Wednesday, January 26, 2011
The Clock is Ticking
Lately, it's been more difficult to breath. When I was discharged from the hospital in December, I was surprised how well I was doing after I was through with the pneumonia. I'm finding out now that the secret was the high dose of prednisone I was on. I was discharged on 60mg- now I'm down to only 20mg. With each tapering down of the drug every two weeks or so, my breathing has become progressively more labored. Now, I'm using oxygen more than I was just two weeks ago. I'm becoming exhausted from doing things as simple as putting on my clothes and making my bed, things that I had difficulty doing immediately before I was transplanted back on November of '08.

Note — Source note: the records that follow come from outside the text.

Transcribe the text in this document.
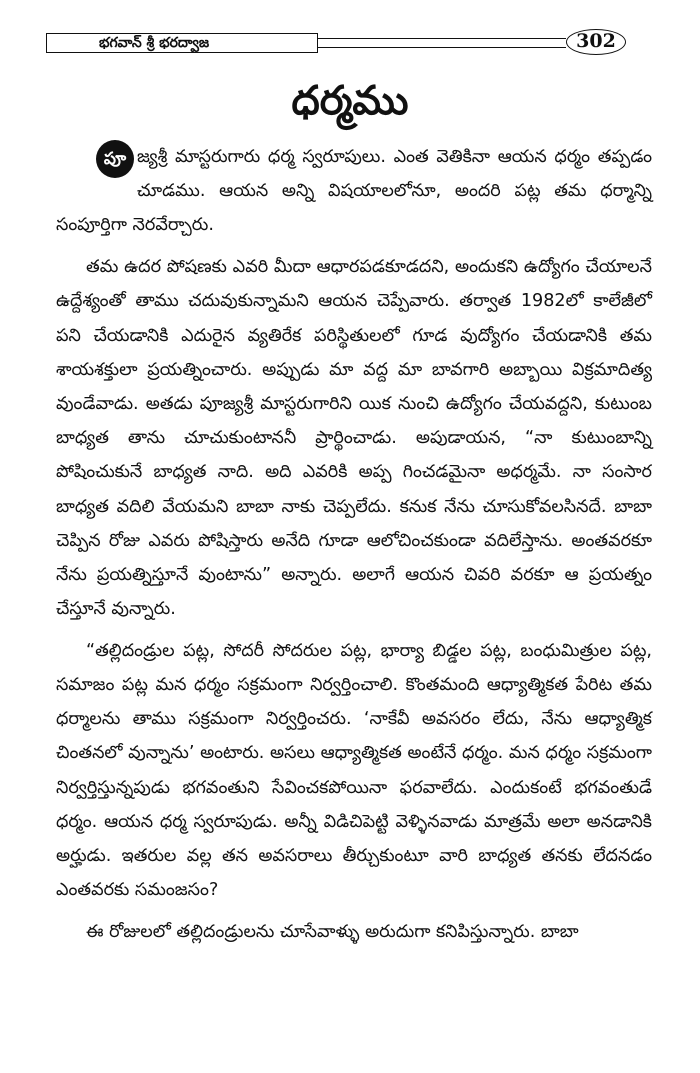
భగవాన్ శ్రీ భరద్వాజ	302
ధర్మము

పూ జ్యశ్రీ మాస్టరుగారు ధర్మ స్వరూపులు. ఎంత వెతికినా ఆయన ధర్మం తప్పడం చూడము. ఆయన అన్ని విషయాలలోనూ, అందరి పట్ల తమ ధర్మాన్ని సంపూర్తిగా నెరవేర్చారు.

తమ ఉదర పోషణకు ఎవరి మీదా ఆధారపడకూడదని, అందుకని ఉద్యోగం చేయాలనే ఉద్దేశ్యంతో తాము చదువుకున్నామని ఆయన చెప్పేవారు. తర్వాత 1982లో కాలేజీలో పని చేయడానికి ఎదురైన వ్యతిరేక పరిస్థితులలో గూడ వుద్యోగం చేయడానికి తమ శాయశక్తులా ప్రయత్నించారు. అప్పుడు మా వద్ద మా బావగారి అబ్బాయి విక్రమాదిత్య వుండేవాడు. అతడు పూజ్యశ్రీ మాస్టరుగారిని యిక నుంచి ఉద్యోగం చేయవద్దని, కుటుంబ బాధ్యత తాను చూచుకుంటాననీ ప్రార్థించాడు. అపుడాయన, “నా కుటుంబాన్ని పోషించుకునే బాధ్యత నాది. అది ఎవరికి అప్ప గించడమైనా అధర్మమే. నా సంసార బాధ్యత వదిలి వేయమని బాబా నాకు చెప్పలేదు. కనుక నేను చూసుకోవలసినదే. బాబా చెప్పిన రోజు ఎవరు పోషిస్తారు అనేది గూడా ఆలోచించకుండా వదిలేస్తాను. అంతవరకూ నేను ప్రయత్నిస్తూనే వుంటాను” అన్నారు. అలాగే ఆయన చివరి వరకూ ఆ ప్రయత్నం చేస్తూనే వున్నారు.

“తల్లిదండ్రుల పట్ల, సోదరీ సోదరుల పట్ల, భార్యా బిడ్డల పట్ల, బంధుమిత్రుల పట్ల, సమాజం పట్ల మన ధర్మం సక్రమంగా నిర్వర్తించాలి. కొంతమంది ఆధ్యాత్మికత పేరిట తమ ధర్మాలను తాము సక్రమంగా నిర్వర్తించరు. ‘నాకేవీ అవసరం లేదు, నేను ఆధ్యాత్మిక చింతనలో వున్నాను’ అంటారు. అసలు ఆధ్యాత్మికత అంటేనే ధర్మం. మన ధర్మం సక్రమంగా నిర్వర్తిస్తున్నపుడు భగవంతుని సేవించకపోయినా ఫరవాలేదు. ఎందుకంటే భగవంతుడే ధర్మం. ఆయన ధర్మ స్వరూపుడు. అన్నీ విడిచిపెట్టి వెళ్ళినవాడు మాత్రమే అలా అనడానికి అర్హుడు. ఇతరుల వల్ల తన అవసరాలు తీర్చుకుంటూ వారి బాధ్యత తనకు లేదనడం ఎంతవరకు సమంజసం?

ఈ రోజులలో తల్లిదండ్రులను చూసేవాళ్ళు అరుదుగా కనిపిస్తున్నారు. బాబా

It's not quite as bad as it was then, however. My weight is better then it was. Right now, I'm about 113lbs, where I was about 95lbs before the transplant. I wonder when my doctor's are going to actually mention re-transplantation...
When I was first told that I had chronic rejection, amazingly, I wasn't depressed. The biggest questions on my mind were what was I going to do with whatever time I had left, and how was the family going to react. That has always been difficult ever since it became my responsibility to break bad news concerning my health to people, watching their frightened and anxious responses, and fielding the questions. How do they treat it? Can you be re-transplanted? What are the odds that you'll get matched a second time? And the crying and worrying. It sounds like a dick thing to say, but I don't mean it to sound like Oh great! They're crying. but I, in particular, have always had a hard time knowing how to react to that, then compounding my anxiety is that I don't have anything honest to say that could ease their mind. In between it all, sometimes I feel like I don't have the time, nor the right, to be upset about it. Lately, though, I have been.
During my pneumonia I spend a lot of time listening to The Beatles' "In My Life" and regretting how I've failed to make more of my relationships. I also felt like I hadn't been brave enough in pursuing my goals. Granted, I didn't really know what those goals were. Things have become much clearer to me now, but I may not have the opportunity to do anything about it now. I can only hope.
I figure, if I am fortunate enough to be transplanted a second time, I owe it to myself to do something brave and dangerous. I don't mean physically dangerous like jumping out of an airplane or climbing the side of a sheer rock wall without a harness. I mean dangerous like go off with whatever money I may have, whatever possessions I can carry, and try to make it. I only got about 2 solid years of health of out this transplant (granted, they are two years I would not dare trade). I don't know what will happen if I get another new set of new lungs. I figure, I need to make me happy and I don't want to die not having tried. understandably, I played it safe; assuming I had more time than I did. Not again, though. Not again...
There are two things I desperately want to do if I get the opportunity to- Write a screenplay and finish my associates degree in journalism and then go on to study either biology or physics (OK, maybe three things). Plus, I need to quit worrying so much about being myself. I care about my family and their opinion, and that's normal, I'm sure; but, I can't afford to continue on like I've been. I think I've earned the right.